Ask HN: Cap table is a mess - startup89
Hi,<p>Will keep it simple:
- 16% of our Cap Table is owned by people no longer involved in the company
- We have $2M in the bank
- We are pivoting to something completely different
- The $2M is from note holders (so they currently are not on the cap table)<p>What is the best way to get that equity back?
- Buy out the owners
- Start new company and refund investors
- Do a recapitalization
- Other idea?<p>Thanks
======
fab1an
IANAL, and this depends on many many factors, and probably many more than you
currently have on your radar given the way you've phrased your question.

Best way forward here is likely to sit down with a great lawyer and talk
through the _technical_ options you have, which will vary based on
jurisdiction and setup.

If you have a good relationship with the 16%, there is probably a way to
readjust the ownership levels in good faith - they will want you to be
properly incentivized. You will have to make a good case for this and explain
how the readjustment will work best on a technical level, and why this is
going to be win-win.

------
siegel
Sadly, this question cannot be answered based on this information.

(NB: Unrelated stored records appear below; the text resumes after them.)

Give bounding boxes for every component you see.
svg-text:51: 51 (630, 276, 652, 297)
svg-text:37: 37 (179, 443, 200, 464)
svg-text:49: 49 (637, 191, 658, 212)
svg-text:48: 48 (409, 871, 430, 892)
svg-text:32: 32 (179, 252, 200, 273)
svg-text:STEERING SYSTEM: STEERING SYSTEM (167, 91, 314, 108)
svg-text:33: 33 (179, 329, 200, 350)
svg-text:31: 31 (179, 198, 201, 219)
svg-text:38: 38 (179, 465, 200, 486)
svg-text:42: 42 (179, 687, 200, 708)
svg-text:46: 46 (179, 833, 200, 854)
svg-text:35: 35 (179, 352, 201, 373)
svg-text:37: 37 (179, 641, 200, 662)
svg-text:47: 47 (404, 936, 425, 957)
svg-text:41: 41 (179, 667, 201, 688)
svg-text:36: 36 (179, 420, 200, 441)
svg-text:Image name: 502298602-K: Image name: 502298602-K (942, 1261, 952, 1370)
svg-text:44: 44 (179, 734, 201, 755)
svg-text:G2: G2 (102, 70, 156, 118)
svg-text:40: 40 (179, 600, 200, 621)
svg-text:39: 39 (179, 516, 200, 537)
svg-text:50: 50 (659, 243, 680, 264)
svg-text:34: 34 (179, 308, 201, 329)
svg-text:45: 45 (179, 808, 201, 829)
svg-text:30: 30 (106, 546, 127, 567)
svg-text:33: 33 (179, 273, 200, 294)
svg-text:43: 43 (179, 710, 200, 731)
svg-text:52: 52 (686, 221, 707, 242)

When you say "pivoting to something completely different," are you going to be
using IP developed as part of the current company? If so, starting a new
company will be very difficult.

And the note holders don't want their money back, most likely. I mean, if you
dissolve, they'll have no choice but to take it. But they were investing to
get equity down the road. Query how you raised $2M and apparently haven't
spent any of it. How long ago did you enter into these notes? I would have to
imagine it was pretty recent. And you didn't know about the pivot then? That's
possible, of course. But it's a concern the noteholders may have.

There are lots of strategies to move forward. But it's pretty fact specific. I
think fab1an's advice is really the best.

------
_ah
Don't know what your goals are here, but if you have $2M banked then you're
presumably shooting for a relatively large ~$100M+ market valuation. At this
point, your primary focus should be the success of your pivot, and nothing is
more valuable than cash.

If the extra 16% equity is necessary to ensure your ability to fundraise and
retain talent, then it is a fatal condition. You must find a way to show the
equity holders that their 16% will be worth zero unless they give some back.

If the extra 16% is _extremely annoying_, and you really wish you could get it
back because you think this new venture will be HUGE... then I'd advise you to
consider leaving it alone as "dead equity". Yeah it sucks, but your options
here are Victory or Zero. Giving up cash (or time, and mental anguish) for a
slightly larger Victory doesn't really help you, and increases the probability
of Zero by a non-trivial amount. Check your ego and be wise here.

IANAL. Your Mileage My Vary.

------
tedmiston
I don't know that HN can give a satisfactory answer with the information
provided. For instance, does the traction of the business indicate the value
will continue to increase (i.e., is buying out worthwhile to you)? Is the
outside ownership shares or options; if options, do they have expiration? Are
there opportunities to fundraise or sell? Is the outside ownership a problem
to potential investors? etc

------
hguhghuff
No longer involved, but provided something of value in the past?